I was at the controls of the core sample driller operating on Eris when power generation at the station failed, and everything became eerily quiet and terribly dark. I unstrapped from my control chair and opened the hatch to the corridor, where weak phosphorescent paint applied to the walls and floor would allow me to safely navigate towards the backup generator.

Charon Station is tiny. A single hallway, with the living quarters at one end, the power plant at the other, and in between, the control room on one side and the airlock on the other.

It was also unreliable. The Station had originally been dug by a group of pioneering asteroid miners in the mid last century who had this idea they would built use Charon as an outpost for surveying the Oort cloud for usable material. They went over budget just getting the automated diggers out that far, and the vacuum-sealed tunnel sat unused for more than sixty years. When it was refit for an exoplanetary observatory a few decades before, it had been done mostly by grad students and not very well. My project, funded by the United Nations and Habitations, was underfunded and understaffed and the Station got only the most cursory of updates before I was moved in.

All of which is to say, I wasn't particularly surprised the power had gone out. I had the procedures for bringing up the backup power systems, debugging the primaries, and switching over pretty much by rote at this point. I wasn't worried about the power outage.

What surprised my was that the airlock across from me was occupied by an octopus. If you've seen pictures of thy Zyrgi, you know what I mean. They're not octopi, of course, but the resemblance is remarkable. I admit that the exterior lung is a giveaway, but I was pretty fixated on the tentacles. I stepped to the window, and it waved. I waved back.

A tentacle flailed, and the intercom button was struck, and the being I would eventually know as Raxix said, in that remarkable parrot-like voice, “Greetings we send. Zyrgi Blanu we are. Grant you the peace of the gods we will.”

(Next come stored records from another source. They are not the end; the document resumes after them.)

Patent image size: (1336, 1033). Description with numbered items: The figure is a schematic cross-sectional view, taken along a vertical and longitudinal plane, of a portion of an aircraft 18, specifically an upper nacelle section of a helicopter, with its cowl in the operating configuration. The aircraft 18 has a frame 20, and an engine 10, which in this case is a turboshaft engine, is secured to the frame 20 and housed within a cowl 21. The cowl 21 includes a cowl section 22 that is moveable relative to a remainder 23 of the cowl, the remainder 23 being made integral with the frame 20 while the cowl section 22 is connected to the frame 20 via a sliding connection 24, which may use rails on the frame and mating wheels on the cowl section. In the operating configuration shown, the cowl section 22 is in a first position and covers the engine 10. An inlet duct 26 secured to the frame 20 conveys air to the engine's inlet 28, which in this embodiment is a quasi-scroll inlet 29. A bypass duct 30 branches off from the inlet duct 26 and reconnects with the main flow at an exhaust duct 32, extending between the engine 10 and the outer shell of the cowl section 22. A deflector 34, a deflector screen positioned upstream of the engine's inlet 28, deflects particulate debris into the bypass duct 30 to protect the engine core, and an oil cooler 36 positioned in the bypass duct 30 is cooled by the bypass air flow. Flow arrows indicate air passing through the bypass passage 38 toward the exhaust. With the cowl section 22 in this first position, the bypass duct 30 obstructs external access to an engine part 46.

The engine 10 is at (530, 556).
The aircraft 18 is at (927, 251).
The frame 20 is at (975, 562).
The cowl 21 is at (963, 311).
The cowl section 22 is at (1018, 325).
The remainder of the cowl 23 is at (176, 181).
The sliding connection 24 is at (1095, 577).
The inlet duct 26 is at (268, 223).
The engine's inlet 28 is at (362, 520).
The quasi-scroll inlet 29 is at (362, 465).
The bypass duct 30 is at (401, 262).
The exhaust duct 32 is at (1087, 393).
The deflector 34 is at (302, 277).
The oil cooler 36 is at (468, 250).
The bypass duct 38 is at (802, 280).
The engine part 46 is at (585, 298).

The peace of the gods could sound like a threat, but I'd grown up around door-to-door preachers and I thought I knew what was going on. It turns out, I'd guessed right.

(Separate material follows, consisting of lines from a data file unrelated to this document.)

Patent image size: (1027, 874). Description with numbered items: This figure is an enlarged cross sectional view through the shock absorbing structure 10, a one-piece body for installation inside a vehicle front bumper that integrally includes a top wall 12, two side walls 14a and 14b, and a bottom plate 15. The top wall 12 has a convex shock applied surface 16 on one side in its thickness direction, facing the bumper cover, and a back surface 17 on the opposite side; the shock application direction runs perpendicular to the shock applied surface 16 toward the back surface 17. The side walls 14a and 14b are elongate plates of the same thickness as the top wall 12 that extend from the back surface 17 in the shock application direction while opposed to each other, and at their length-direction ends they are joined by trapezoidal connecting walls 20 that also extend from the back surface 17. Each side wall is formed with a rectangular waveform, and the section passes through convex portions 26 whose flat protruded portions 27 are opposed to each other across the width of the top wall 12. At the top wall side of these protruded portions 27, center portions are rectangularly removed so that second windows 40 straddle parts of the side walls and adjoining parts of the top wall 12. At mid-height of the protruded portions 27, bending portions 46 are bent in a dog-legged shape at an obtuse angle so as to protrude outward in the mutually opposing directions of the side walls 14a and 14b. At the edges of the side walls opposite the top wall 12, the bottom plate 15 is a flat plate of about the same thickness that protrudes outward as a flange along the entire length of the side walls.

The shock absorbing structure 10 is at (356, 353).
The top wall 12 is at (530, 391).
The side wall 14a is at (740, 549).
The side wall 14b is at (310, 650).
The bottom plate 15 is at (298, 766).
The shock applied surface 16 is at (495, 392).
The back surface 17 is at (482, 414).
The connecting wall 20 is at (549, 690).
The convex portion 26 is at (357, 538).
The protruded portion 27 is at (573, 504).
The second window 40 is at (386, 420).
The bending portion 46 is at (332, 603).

The Zyrgi organized every aspect of their lives along the lines of their religion, and the Zyrginix Gods were an awfully persnickety lot. What they wore on what days of their calandar, what they ate, how they mated and procreated – almost every aspect of their lives was circumscribed. I suppose it's not so different from many of the remaining human religions.

Still, while evangelical, they weren't pushy. They didn't have a concept of holy war – or really war at all – organizing everything along the lines of commercial exchange and voluntary participation. But their ideas of voluntary and their ideas of commerce could be slippery.

A few years before, a minor Zyrgi functionary was visiting one of the larger Zyrginix Faithful enclaves on Luna, and asked them what they wanted. They said they wanted to serve the gods better. Within hours, a nanobio swarm much like those used by the posthuman collectives had infiltrated the lunar air ducts, and every human being with a sucker-shaped tatoo on their arm had begun to transform into a Zyrgi.

So I had to consider carefully. It was absolutely within Zyrgi technological capabilities to alter the neurobiology of every human in the Sol system. On the other hand, if we insulted their gods, they would leave, and take their advanced physics with them.

Was Submcommandant Rax asking me whether humans should be fixed? Or whether human institutions should be fixed? Or whether they should show us a better way?

“Please, no. We must struggle towards the gods on our own, or the reaching them won't mean anything. But we must struggle among the stars.”